Securing everything – even the cloud

Johannesburg, 16 Mar 2020
Read time 4min 50sec
Rudi van Rooyen, Security Engineer, Axiz
Rudi van Rooyen, Security Engineer, Axiz

The cloud's impact has been colossal, particularly in South Africa. Gartner recently noted the country is one of the fastest-growing regions for IT spend, much of it fuelled by cloud-related migrations.

Yet this is not a uniform migration. Workloads, applications and data are being distributed to public cloud platforms, private clouds and on-premises sites. Companies are pursuing cloud's most alluring feature – its dynamism – but that comes at the cost of the security parameter. Strategies such as multi-cloud are taking their place along with other parameter-busting practices such as remote working and supply chain access to company systems.

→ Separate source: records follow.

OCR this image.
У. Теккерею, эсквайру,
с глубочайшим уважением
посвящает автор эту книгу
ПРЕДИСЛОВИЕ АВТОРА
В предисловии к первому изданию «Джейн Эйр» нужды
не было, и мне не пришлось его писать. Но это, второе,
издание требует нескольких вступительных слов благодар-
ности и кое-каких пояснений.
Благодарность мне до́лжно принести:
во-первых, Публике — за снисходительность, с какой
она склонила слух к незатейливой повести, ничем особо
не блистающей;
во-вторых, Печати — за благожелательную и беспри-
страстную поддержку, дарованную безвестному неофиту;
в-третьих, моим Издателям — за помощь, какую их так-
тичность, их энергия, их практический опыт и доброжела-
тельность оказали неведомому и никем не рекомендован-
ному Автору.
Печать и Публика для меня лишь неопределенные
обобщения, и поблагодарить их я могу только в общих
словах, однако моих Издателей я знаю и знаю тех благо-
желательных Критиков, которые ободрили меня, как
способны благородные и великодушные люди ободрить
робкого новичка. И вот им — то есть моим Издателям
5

On the one hand, this is fantastic as IT resources become more dynamic, while costs are driven lower through savings and value. But on the other, doing so vastly increases the attack surface for criminals. As the versatility of the cloud era grows, so do security concerns – and the market is worried about this.

"One of the first things customers always talk about is to ensure they've got the same security controls moving to the cloud as what they have on-premises," said Rudi van Rooyen, Security Engineer at Axiz. "That's a key topic we found more and more in the last few years."

Building security everywhere

The short answer – and good news – is that this can be done. Cloud providers, in particular, have been applying themselves towards collaborating with top vendors to integrate security products into their platforms. It is then the job of providers such as Axiz and their partners to match those features with the customer's security processes.

Once implemented, the result should resemble another concept that has become important in recent years: a single view of the environment. The idea applies to multi-cloud, wherein administrators want a view of all the assets they oversee, no matter where these are located.

Successful multi-cloud management needs a single view. The same applies to security in such environments, says Van Rooyen: "You want a singular platform with a management view that gives you full visibility of your cloud environment, end-point environment, data centre environment, mobile environment, OT environment – it doesn't matter. Everything today is connected, so you want to have visibility of them all at the same level."

This approach makes perfect sense. But it's only recently become viable as vendors and service providers focused more on single-view platform features.

Sweat the little things

Accurate visibility starts with factual and reliable information, which is why assessing your security requirements is the first step. An assessment helps identify the environment's pain points and priorities, such as where it is most likely to be attacked.

Examples of such discoveries aren't limited to weak passwords or where the business' data crown jewels are stored. Van Rooyen points out that something as routine as patching policies can be a serious problem if not managed adequately in a hybrid or multi-cloud environment: "Is the customer more prone to a Web-based attack? Are they more prone to social engineering attacks? Is some of the infrastructure outdated or not running the latest firmware? There are exploits that result from not proper patching."

Security engineers use this information to devise the appropriate approach, such as which technologies are best to improve the security posture. Fortunately, many companies already have some security products in place – these can be used to help create that baseline and suggest further integration opportunities. The approach is applied across the board, including the cloud.

"The security requirements can change depending on where you look, but the result has to be a homogeneous security management layer that covers everything," said Van Rooyen. "Some customers think they are fine because the native security of their cloud provider looks good. But it's often not enough, because the security has to match the customer's requirements, not the cloud provider. Security and security policy should follow the workloads and data wherever they go. That's why you must have an integrated and overarching view of everything."

Gain back time

Creating such visibility also helps introduce another vital component of modern security. Automating security processes is a fantastic way to reduce pressure on security professionals and security costs.

"A lot of the mundane procedures an engineer would have to analyse can be automated. Using machine learning and artificial intelligence essentially cuts off 80% of what the engineer normally looks at. They can focus on the remaining 20%, armed with multiple reference points and metadata to make better and faster decisions."

This last point is significant. Cyber attacks are often prolonged and sophisticated multi-pronged attacks that probe for weaknesses to exploit. The deluge of warning messages notoriously hamstrings security professionals, most of them false positives. Attackers hide in that noise, but a visible, automated and informed environment turns the tables on them.

Sunlight kills infections. Likewise, visibility deters cyber attacks. The rising popularity of the cloud has made such visibility a challenge. But take a leaf from the multi-cloud management trend: if you want to secure everything, create a single view that encompasses them all, and integrate your systems so that security follows your assets.